Lake County flood control projects at risk of fiscal crisis

2013-04-16T18:45:00Z 2013-04-17T00:04:06Z Lake County flood control projects at risk of fiscal crisisBill Dolan bill.dolan@nwi.com, (219) 662-5328 nwitimes.com
April 16, 2013 6:45 pm  • 

CROWN POINT | The Lake County surveyor is making his case for spending some of the millions of dollars a Lake County income tax could raise on flood-control protection.

"We have to maintain our infrastructure. We can let it go, but the longer we do, it gets more expensive to repair," Surveyor George Van Til said recently in a pitch to win $1.9 million for eight drainage ditches this year and another $9.8 million for 10 more in future years.

Van Til said county government has spent more than $23.6 million since 1993 on more than 254 ditch and levee repair and maintenance projects. He said other government units in the county have contributed another $1.2 million in further maintenance work.

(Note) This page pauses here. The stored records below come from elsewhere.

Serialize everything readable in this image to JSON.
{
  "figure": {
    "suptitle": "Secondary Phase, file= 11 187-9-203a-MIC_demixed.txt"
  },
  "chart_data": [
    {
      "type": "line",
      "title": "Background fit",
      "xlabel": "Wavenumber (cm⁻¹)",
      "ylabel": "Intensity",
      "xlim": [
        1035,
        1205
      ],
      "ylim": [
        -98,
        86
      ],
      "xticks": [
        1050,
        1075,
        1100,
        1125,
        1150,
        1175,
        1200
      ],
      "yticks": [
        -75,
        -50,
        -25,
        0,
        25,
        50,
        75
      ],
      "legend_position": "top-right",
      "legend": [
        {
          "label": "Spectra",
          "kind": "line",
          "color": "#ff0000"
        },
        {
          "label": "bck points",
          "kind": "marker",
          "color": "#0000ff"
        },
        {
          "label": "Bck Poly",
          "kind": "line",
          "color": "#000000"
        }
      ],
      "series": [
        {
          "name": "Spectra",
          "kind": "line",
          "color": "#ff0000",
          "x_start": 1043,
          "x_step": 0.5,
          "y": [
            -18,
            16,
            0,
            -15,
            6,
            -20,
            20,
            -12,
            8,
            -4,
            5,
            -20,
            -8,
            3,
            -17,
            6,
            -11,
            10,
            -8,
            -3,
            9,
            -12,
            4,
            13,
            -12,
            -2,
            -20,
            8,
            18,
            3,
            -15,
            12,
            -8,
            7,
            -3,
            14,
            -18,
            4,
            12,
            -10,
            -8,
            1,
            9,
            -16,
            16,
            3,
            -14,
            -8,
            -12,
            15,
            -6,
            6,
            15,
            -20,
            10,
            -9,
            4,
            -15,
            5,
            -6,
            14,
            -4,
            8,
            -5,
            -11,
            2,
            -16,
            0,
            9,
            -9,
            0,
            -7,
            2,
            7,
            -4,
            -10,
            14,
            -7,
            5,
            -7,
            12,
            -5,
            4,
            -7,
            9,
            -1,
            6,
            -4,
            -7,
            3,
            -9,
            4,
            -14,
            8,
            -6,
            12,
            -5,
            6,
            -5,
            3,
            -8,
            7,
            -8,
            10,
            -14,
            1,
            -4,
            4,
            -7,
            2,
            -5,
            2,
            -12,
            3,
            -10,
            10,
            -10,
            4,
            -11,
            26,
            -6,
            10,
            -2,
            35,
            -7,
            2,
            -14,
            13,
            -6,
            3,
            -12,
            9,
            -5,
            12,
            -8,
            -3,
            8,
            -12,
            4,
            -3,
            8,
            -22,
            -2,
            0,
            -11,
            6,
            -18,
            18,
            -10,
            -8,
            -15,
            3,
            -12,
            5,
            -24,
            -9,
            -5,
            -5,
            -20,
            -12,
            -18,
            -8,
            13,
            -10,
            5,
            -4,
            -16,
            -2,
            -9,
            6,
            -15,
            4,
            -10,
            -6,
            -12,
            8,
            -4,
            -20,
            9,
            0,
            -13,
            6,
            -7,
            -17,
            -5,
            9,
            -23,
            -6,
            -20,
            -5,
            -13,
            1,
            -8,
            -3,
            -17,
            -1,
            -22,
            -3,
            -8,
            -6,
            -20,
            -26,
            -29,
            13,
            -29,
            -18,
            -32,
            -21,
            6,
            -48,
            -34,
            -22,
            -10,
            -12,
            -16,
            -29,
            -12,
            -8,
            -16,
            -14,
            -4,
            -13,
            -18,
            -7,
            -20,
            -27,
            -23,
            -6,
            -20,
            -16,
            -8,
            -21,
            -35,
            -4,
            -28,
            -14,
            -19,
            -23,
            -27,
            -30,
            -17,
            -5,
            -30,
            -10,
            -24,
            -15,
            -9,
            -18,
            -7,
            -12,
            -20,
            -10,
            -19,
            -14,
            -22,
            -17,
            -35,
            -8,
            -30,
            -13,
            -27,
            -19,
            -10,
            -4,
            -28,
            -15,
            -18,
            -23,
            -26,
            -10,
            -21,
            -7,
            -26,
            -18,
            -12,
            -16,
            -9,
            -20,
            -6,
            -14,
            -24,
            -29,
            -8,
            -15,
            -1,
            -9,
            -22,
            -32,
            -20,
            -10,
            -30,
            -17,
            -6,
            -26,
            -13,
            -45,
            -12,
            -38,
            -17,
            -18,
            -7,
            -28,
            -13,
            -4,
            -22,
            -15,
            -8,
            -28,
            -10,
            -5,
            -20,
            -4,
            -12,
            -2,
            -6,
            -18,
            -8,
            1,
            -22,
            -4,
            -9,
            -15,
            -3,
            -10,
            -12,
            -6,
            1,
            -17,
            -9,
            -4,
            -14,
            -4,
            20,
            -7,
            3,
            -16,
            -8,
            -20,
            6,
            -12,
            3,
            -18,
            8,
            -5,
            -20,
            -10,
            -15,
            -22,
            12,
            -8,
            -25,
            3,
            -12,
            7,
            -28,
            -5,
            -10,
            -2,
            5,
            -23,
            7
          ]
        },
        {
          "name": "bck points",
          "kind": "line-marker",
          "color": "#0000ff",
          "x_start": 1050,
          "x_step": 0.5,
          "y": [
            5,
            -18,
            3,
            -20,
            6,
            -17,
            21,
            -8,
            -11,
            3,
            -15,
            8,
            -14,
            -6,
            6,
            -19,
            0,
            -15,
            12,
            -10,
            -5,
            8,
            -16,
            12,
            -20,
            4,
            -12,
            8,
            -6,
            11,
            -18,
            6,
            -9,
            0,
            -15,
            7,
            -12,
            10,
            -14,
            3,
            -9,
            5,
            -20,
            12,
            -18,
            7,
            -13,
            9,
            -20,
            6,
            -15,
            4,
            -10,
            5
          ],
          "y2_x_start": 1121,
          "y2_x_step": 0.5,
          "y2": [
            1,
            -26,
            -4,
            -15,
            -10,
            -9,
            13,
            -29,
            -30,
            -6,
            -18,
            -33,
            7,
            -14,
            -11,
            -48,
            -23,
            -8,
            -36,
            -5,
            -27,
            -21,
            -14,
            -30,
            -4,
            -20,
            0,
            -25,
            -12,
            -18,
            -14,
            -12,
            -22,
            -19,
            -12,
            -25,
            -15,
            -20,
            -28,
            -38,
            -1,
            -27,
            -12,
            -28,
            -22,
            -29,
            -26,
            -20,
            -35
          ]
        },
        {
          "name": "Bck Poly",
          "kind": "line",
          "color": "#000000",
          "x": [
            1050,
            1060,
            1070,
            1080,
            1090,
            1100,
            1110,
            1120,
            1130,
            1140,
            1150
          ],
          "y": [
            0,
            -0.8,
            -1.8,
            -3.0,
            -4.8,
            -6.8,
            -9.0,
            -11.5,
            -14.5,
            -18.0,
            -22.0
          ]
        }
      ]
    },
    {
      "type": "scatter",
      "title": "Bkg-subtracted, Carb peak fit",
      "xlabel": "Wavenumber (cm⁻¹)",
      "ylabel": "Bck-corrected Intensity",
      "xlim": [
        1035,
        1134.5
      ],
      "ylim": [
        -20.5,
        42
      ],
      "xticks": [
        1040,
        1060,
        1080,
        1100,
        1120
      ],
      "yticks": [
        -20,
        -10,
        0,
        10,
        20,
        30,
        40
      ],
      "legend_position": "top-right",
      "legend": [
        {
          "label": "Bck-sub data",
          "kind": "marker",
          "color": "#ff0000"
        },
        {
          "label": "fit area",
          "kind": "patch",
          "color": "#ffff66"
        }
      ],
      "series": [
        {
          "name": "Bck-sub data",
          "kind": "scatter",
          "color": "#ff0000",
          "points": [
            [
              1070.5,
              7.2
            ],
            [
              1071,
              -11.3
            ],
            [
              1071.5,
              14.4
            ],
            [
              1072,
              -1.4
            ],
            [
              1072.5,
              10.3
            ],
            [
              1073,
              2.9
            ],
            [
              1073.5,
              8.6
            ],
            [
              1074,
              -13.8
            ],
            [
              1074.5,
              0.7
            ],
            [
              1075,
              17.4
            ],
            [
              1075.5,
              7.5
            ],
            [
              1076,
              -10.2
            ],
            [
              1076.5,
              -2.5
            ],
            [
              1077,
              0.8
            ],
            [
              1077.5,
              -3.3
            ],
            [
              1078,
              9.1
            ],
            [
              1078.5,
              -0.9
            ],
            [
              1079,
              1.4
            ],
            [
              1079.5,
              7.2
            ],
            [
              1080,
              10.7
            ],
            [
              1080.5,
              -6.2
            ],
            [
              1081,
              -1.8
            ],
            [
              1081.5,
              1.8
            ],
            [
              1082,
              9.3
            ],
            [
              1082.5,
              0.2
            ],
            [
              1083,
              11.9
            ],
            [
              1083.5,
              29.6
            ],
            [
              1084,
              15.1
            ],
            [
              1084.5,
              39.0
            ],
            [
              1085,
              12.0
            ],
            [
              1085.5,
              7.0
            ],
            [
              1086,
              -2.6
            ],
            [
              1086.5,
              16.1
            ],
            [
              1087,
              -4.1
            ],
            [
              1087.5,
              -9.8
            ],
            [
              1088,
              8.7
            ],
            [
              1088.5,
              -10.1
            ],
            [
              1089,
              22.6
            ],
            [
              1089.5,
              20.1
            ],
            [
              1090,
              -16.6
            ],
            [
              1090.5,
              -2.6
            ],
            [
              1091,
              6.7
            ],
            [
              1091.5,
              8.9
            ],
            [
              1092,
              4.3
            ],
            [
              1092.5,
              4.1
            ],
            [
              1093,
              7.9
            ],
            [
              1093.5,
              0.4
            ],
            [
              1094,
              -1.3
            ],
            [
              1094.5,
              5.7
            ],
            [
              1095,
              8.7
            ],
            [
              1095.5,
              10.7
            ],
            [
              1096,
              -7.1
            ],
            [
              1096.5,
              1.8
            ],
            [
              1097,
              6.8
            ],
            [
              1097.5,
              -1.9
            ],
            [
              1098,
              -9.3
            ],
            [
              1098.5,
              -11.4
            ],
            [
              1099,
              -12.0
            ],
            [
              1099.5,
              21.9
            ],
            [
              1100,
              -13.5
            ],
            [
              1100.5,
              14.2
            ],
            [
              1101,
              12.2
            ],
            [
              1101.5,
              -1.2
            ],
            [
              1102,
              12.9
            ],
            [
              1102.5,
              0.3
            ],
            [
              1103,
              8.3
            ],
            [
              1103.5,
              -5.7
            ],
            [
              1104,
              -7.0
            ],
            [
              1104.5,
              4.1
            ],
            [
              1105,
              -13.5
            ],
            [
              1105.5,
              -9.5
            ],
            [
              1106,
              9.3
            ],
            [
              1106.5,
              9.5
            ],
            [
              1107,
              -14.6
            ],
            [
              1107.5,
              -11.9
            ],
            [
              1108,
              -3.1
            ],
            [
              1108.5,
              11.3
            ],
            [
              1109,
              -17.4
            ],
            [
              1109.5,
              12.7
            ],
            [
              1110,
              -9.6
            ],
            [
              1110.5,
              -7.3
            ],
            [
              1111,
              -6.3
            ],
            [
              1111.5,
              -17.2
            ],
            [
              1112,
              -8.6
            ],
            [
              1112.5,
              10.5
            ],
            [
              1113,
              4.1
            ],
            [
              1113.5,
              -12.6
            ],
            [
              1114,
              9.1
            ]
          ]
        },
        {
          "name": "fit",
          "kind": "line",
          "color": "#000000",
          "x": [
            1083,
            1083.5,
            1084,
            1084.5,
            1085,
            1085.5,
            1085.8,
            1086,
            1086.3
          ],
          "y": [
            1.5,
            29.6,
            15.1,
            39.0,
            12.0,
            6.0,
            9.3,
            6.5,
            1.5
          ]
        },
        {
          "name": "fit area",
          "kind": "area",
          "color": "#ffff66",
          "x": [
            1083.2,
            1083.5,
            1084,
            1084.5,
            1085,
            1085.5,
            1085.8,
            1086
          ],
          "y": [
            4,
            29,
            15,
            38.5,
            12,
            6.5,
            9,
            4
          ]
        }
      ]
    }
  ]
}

He had been planning to spend $2.2 million in property taxes this year. However, that was reduced to $300,000 by the County Council, which had to scrub millions of additional dollars in road and bridge repairs because of state-mandated tax cuts and a depressed economy that has reduced government revenues.

The County Council borrowed $15 million this year to finance health care for county jail inmates, pay overdue contracts costs and recover some of the canceled infrastructure projects.

Van Til is awaiting a recommendation by county officials, who have formed a committee to give priority to monetary requests. The County Council and Lake County Board of Commissioners must approve his requests before the money can be spent.

Van Til said borrowing isn't a long-term solution since the county must maintain 600 miles of regulated drains. He said the money is spent on engineering and earth moving, not on employee salaries or equipment.

"This isn't any more than what we have been doing since the year 2000. We need to do this the next year and following year," Van Til said.

The County Council voted 4-3 last week to approve a 1.5 percent income tax on county residents.

A second council vote is required, but it's not scheduled to take place until May 14.

Commissioners are expected to veto the tax. If so, the council would have to override a veto by five votes.